Last year I had the privilege of sitting on a panel to discuss systemic racism in our communities and what we can do about it.
As a black woman who has lived most of my adult life away from my country, I have learned to take on a pragmatic approach to thriving in a world that still judges people based on gender and skin colour.
The Bible teaches that all humans are fallen sinful creatures. What is even possible regarding eliminating unjust biases? Thankfully we also know salvation through Jesus and the power of God bringing our society’s ultimate transformation through hearts that are changed and minds that are renewed.
Meanwhile as believers, the group of people with transformed lives and minds that are being renewed, how are we doing in this area?
When we understand discrimination to be based on biases born out of our sinful nature, we can start to talk about how we are not exempt from that way of thinking. How many times do we size people up according to their socioeconomic status, academic background, hair colour, complexion, dress sense, gender and skin colour?
Imagine a world where people are valued because God created them, nothing more and nothing less. Paul writes in 2 Corinthians 5:16 (TPT), “So then, from now on, we have a new perspective that refuses to evaluate people merely by their outward appearances.” I love how the word “refuse” indicates that we have a choice in the matter.
We can choose not to be people who evaluate others based on what they have or how they look (to use the wording for that verse used in the Message version).
It’s obvious we have our work cut out for us. There is so much healing and heart transformation required to begin to look at people through God’s eyes.
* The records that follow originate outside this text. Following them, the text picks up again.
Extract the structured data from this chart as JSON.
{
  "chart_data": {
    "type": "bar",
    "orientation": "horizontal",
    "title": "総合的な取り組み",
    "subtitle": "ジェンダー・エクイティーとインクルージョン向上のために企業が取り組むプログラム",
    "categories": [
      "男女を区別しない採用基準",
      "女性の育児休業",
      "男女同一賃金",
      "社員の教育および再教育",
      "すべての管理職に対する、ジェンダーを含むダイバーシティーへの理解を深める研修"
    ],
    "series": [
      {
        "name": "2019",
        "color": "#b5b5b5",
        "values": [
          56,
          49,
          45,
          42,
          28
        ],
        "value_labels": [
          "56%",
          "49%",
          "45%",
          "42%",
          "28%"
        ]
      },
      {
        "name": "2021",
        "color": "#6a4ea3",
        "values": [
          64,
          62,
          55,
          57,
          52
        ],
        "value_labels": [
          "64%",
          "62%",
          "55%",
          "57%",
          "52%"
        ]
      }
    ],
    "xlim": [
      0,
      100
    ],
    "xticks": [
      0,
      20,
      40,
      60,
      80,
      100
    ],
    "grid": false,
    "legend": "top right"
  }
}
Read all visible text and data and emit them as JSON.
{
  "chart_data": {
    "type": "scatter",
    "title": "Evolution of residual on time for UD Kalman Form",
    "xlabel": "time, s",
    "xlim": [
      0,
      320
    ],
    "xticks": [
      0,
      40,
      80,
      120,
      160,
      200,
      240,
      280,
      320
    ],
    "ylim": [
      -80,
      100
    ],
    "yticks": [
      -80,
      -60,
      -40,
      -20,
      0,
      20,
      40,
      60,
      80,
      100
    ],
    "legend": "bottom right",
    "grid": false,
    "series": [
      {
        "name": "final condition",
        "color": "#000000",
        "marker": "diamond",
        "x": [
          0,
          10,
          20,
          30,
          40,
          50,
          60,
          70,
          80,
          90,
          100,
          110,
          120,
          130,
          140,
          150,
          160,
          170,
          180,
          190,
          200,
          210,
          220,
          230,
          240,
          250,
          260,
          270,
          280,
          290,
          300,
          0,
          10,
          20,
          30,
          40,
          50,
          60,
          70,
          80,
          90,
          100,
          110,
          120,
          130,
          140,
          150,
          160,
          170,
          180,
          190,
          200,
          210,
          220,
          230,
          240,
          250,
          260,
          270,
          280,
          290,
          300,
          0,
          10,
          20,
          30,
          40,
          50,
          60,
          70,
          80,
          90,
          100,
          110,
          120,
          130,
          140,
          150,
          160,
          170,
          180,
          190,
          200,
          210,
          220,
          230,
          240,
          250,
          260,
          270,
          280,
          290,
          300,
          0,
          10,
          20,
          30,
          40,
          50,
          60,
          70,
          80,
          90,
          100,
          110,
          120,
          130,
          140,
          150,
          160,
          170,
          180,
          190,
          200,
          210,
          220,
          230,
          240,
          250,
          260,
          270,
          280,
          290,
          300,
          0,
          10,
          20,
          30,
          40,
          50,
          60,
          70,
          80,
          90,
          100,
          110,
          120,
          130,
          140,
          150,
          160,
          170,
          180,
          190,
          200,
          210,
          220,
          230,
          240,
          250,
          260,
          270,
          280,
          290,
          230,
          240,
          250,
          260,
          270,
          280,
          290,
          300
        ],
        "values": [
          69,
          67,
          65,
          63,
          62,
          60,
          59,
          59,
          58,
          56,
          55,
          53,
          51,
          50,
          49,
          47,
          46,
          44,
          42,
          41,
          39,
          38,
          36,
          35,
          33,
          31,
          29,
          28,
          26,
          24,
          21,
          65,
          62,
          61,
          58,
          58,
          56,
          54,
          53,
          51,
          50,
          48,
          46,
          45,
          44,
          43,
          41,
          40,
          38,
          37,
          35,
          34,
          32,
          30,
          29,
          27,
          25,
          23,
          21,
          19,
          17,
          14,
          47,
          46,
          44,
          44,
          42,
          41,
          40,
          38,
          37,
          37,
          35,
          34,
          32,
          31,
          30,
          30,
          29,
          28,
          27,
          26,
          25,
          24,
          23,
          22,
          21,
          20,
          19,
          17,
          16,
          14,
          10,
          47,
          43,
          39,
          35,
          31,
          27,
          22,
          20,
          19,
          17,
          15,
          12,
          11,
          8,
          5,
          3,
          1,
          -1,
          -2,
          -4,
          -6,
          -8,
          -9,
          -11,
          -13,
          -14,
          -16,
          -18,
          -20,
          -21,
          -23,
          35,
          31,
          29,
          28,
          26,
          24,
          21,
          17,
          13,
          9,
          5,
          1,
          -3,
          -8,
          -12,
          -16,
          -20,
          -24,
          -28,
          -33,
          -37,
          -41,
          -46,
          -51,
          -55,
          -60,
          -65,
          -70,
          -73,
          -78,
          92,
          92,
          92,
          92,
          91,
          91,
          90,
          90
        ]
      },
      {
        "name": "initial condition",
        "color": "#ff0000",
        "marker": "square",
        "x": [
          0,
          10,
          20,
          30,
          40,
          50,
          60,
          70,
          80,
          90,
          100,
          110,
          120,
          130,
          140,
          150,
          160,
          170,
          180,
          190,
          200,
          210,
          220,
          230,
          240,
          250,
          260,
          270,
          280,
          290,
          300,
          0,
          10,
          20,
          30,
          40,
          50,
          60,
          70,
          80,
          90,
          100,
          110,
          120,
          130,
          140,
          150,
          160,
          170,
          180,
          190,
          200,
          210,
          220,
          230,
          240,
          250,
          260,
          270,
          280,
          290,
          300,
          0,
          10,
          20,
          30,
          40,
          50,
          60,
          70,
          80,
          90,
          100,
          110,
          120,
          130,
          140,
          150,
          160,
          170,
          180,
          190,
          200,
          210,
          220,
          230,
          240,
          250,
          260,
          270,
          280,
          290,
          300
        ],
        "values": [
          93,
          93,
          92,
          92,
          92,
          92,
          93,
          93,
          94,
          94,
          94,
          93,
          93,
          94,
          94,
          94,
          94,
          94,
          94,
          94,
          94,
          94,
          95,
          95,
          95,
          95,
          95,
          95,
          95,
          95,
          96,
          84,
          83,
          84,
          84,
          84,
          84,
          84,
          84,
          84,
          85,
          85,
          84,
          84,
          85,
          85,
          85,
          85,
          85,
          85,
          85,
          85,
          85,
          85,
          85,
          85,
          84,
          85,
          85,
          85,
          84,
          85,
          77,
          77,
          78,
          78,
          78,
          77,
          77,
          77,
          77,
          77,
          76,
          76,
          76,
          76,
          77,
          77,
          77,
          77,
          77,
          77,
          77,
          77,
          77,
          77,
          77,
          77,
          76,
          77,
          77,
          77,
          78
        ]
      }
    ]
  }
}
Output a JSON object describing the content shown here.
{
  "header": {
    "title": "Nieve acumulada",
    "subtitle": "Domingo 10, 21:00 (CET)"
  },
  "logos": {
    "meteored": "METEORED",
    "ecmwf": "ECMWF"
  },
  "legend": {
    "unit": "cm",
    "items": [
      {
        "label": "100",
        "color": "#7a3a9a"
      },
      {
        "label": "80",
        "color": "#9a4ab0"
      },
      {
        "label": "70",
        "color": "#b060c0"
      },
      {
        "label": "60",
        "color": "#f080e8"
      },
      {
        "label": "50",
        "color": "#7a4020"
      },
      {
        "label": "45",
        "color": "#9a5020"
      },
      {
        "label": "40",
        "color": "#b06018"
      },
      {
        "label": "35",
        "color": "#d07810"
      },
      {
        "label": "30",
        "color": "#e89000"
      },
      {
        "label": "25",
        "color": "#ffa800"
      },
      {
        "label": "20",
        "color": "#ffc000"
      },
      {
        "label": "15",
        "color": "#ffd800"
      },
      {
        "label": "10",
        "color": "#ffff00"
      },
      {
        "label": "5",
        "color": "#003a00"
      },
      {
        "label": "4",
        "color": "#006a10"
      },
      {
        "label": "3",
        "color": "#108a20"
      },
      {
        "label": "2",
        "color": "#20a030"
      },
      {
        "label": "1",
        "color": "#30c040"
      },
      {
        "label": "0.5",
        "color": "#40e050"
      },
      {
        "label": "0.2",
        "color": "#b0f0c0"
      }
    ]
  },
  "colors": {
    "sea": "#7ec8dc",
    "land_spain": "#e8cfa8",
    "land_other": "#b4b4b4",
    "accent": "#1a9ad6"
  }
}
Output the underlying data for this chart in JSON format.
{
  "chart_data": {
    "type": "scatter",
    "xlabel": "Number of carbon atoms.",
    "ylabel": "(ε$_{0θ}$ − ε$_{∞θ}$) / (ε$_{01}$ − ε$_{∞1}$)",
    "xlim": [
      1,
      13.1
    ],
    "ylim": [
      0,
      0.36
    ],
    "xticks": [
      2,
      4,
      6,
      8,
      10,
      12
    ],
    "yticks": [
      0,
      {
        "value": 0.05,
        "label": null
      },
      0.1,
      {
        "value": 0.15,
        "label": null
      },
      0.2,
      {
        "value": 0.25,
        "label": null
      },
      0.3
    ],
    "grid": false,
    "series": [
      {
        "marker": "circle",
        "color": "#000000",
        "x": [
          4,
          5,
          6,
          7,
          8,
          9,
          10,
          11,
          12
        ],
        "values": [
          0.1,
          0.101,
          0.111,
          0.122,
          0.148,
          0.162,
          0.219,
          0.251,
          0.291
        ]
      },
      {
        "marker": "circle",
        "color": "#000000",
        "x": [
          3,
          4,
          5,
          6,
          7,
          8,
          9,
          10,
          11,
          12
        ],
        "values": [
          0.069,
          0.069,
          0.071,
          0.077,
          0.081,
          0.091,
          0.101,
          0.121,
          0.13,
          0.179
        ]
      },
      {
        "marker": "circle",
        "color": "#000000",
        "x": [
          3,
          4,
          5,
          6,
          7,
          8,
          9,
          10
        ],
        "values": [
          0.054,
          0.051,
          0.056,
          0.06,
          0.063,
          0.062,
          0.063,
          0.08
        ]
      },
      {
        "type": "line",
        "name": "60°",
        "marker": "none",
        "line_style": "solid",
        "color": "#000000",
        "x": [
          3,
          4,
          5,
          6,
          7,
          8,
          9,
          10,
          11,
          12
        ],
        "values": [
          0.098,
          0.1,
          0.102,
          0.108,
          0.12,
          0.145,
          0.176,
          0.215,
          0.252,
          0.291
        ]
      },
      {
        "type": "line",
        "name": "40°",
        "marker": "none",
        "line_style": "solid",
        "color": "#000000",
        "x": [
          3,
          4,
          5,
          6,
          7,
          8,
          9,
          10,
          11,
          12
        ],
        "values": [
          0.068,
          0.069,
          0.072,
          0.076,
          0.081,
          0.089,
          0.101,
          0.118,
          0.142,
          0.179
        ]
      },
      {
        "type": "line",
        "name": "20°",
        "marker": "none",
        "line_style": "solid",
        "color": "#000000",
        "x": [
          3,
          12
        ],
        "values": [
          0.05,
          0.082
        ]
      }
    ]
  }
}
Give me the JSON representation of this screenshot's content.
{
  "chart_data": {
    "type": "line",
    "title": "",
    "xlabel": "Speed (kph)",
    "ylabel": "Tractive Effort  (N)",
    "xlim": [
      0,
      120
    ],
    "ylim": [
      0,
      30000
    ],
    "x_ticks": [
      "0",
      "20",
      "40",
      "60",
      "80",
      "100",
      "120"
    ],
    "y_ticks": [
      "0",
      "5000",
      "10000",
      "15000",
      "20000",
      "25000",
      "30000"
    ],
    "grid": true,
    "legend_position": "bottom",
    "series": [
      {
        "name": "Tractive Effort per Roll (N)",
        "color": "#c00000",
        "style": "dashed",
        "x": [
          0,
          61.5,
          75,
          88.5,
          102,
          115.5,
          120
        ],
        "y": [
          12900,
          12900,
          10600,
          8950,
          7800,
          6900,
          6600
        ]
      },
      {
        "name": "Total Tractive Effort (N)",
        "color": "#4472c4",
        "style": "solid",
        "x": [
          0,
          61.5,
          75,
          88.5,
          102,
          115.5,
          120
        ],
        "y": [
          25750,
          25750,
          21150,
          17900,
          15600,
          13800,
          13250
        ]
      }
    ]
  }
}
Why not start now, as black history month has just ended and international women’s day is upon us?
As God’s people and His ambassadors for reconciliation on this earth (as Paul writes two verses later), how can we play our part to ensure we eliminate systemic racism and give women a seat at the table?
- Live out that truth. Who are your friends? I endlessly challenge both black and white people. You will not begin to understand and build bridges with people of other races until you have them as your friends and enter their world and give them access to your world as a friendship of equals. We begin to understand behavioural nuances associated with people groups, and thus our perspective begins to change and becomes less about “them and us.” If you don’t have diverse races in your network of friends, a great place to start is to read about them or try other diverse forms of the arts. One of the fun things I enjoy doing is watching movies and documentaries about different people groups. I begin to gain a bit more insight into them.
- Teach your children. We need to demonstrate our refusal to evaluate people merely by their outward appearances at home by walking the talk. Do our children and families hear us speaking ill of a person just because of their race, gender or looks? Secondly, do they see us inviting diverse people group into our space? Or do we have a homogenous group of friends?
- Be intentional. This challenge is to church and ministry leaders. Be intentional in encouraging both gender and racial diversity at the table. The richness of ideas and perspectives you get from being intentional about this is unparalleled.
- Mentor people. Building on from 3 above, I am by no means an advocate of placing people in positions of influence or leadership just because of their skin or gender. Still, by the same token, if we want to see more representation in our boardrooms and ministry leadership, we need to be intentional about spotting talent in people- especially minority groups and naturing them to the point where they can take their rightful place at the table. And to those of you who are ministry leaders, I ask, How are you doing? And this applies to everyone, including those of us from racial minority groups. Are we being intentional about passing on our wisdom so that someone else can stand on our shoulders and have significant influence because of us?
Together with 12 other black women, I recently co-wrote the book The 9%: Black Women Leaders Tell It Like It Is (Divine Insights Press, 2021). The intention was to encourage the younger generation of black women so that they can, in turn, grow and take on positions of leadership and we can break the proverbial glass ceiling.
The idea is that we can all and should constantly be doing something to eliminate and reduce the racial inequalities that exist in our midst. The list above is by no means exhaustive, but we can all start somewhere.
Dr. Elo Claire Odogbo CPA, CLBC is a Christian career and business coach in Hamilton, Ont. She has previously written in Faith Today about working for difficult bosses and loving Mondays even in difficult workplaces.